4.2 Reading

When doing CFA, we’re primarily interested in estimating the measurement model through which a set of unobserved latent factors give rise to our observed data. In other words, we estimate a statistical model to operationalize some hypothetical constructs as estimated latent factors. The reading for this week doesn’t focus directly on CFA, but it does cover ideas that are vitally important for CFA modeling. This paper discusses common mistakes that researchers make when operationalizing the constructs that go into their models.

Reference

Flake, J. K., & Fried, E. I. (2020). Measurement schmeasurement: Questionable measurement practices and how to avoid them, Advances in Methods and Practices in Psychological Science, 3(4), 456–465. https://doi.org/10.1177/2515245920952393

Questions

What are researcher degrees of freedom?
What are questionable measurement practices, as described by Flake and Fried?
What are the six questions Flake & Fried recommend we ask ourselves if we want to promote good measurement practices?
For each question you listed above, briefly explain how the question is meant to improve measurement practices.

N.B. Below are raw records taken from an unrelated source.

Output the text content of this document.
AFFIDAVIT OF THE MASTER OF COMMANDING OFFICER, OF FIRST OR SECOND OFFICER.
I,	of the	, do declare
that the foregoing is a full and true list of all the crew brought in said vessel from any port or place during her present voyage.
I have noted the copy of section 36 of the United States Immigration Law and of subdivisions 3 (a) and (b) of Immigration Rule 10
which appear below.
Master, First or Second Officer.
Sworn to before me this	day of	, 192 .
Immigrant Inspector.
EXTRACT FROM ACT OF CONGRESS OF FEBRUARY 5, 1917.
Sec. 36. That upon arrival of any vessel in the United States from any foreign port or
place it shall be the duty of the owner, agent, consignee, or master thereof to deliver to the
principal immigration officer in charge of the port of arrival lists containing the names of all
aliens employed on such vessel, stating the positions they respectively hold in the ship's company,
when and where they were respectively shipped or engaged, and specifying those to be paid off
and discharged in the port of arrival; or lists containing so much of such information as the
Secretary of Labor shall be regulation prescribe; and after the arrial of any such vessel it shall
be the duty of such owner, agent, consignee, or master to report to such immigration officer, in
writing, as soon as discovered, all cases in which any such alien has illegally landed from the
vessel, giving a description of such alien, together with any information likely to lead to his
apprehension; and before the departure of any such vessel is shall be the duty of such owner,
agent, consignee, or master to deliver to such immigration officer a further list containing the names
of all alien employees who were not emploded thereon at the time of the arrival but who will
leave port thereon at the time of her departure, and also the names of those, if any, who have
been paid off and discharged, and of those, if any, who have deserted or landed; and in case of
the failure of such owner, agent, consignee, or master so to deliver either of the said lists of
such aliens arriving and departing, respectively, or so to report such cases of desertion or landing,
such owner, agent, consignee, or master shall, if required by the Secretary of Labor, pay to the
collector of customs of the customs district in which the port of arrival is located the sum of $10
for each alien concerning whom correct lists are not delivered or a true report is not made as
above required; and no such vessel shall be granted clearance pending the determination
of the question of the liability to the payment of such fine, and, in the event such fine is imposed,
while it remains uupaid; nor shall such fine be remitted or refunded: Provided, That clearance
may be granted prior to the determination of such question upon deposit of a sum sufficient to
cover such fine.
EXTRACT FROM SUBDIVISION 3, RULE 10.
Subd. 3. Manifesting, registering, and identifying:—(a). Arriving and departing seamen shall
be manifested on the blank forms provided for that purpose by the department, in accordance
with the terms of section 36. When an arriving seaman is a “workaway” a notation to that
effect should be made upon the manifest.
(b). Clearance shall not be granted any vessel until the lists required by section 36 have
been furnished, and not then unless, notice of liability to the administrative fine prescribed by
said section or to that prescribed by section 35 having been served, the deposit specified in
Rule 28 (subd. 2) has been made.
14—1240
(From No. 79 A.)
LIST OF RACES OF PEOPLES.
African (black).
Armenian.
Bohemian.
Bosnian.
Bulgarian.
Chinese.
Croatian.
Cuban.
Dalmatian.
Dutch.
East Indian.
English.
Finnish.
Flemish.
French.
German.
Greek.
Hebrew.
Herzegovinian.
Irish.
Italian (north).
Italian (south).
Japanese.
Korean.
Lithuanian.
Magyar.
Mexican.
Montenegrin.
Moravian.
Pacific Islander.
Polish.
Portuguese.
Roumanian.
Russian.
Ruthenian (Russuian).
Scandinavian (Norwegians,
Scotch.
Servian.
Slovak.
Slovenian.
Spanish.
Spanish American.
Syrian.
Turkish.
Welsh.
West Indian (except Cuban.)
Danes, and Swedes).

Keep an eye out for questionable measurement practices when reading other papers. They’ll pop up more frequently than you might expect.

Answers

Q1:

The term “researcher degrees of freedom” describes the impactful decisions researchers must make in a statistical analysis. All statistical analyses require myriad design decisions, and each of these decisions can impact the outcome of the analysis. Hence, we can view these branching paths of analytic decisions as a type of flexibility in the analysis.

Q2:

“[The authors] define questionable measurement practices as decisions researchers make that raise doubts about the validity of the measures used in a study, and ultimately the validity of the final conclusion.” (Flake & Fried, 2020, p. 458)

Q3:

What is your construct?
Why and how did you select your measure?
What measure did you use to operationalize the construct?
How did you quantify your measure?
Did you modify the scale? And if so, how and why?
Did you create a measure on the fly?

Q4:

We should be certain of what we’re trying to measure. What hypothetical construct are we trying to model?
We should choose our scales carefully. Is this really the most suitable scale for my study? Is this scale sufficiently validated?
We need to fully identify and adequately cite the scales we use. Provide correct citations. Give the version of multi-version scales.
We have many options when it comes to transforming observed scale responses into the scores/variables that we analyze in our model. Creating a naive sum score implies a very different operationalizion of the hypothetical construct than using CFA to create a latent factor. So, we need to be transparent about all data processing, transformation, and scoring procedures we apply.
Validated scales are only valid in their original form. If we modify a validated scale, we can’t really claim to be measuring the construct the original scale assessed. So, we should only modify scales when we have very strong reasons to do so, and we need to explicitly state and justify those reasons.
Any scales we create for one-off use are almost certainly bad. Without rigorous statistical validation, a measurement instrument can only be face valid (and, often, we don’t even surmount this low bar). Deep down, we all tend to think that we won’t make the same mistakes as others. So, it’s common to over-estimate our scale development skills and tell ourselves that the face validity of our scale will certainly generalize to other validities, but we’re probably wrong. Scale development is very hard. If we could all whip together a valid scale, their would be no need for the fields of psychometrics or educational testing.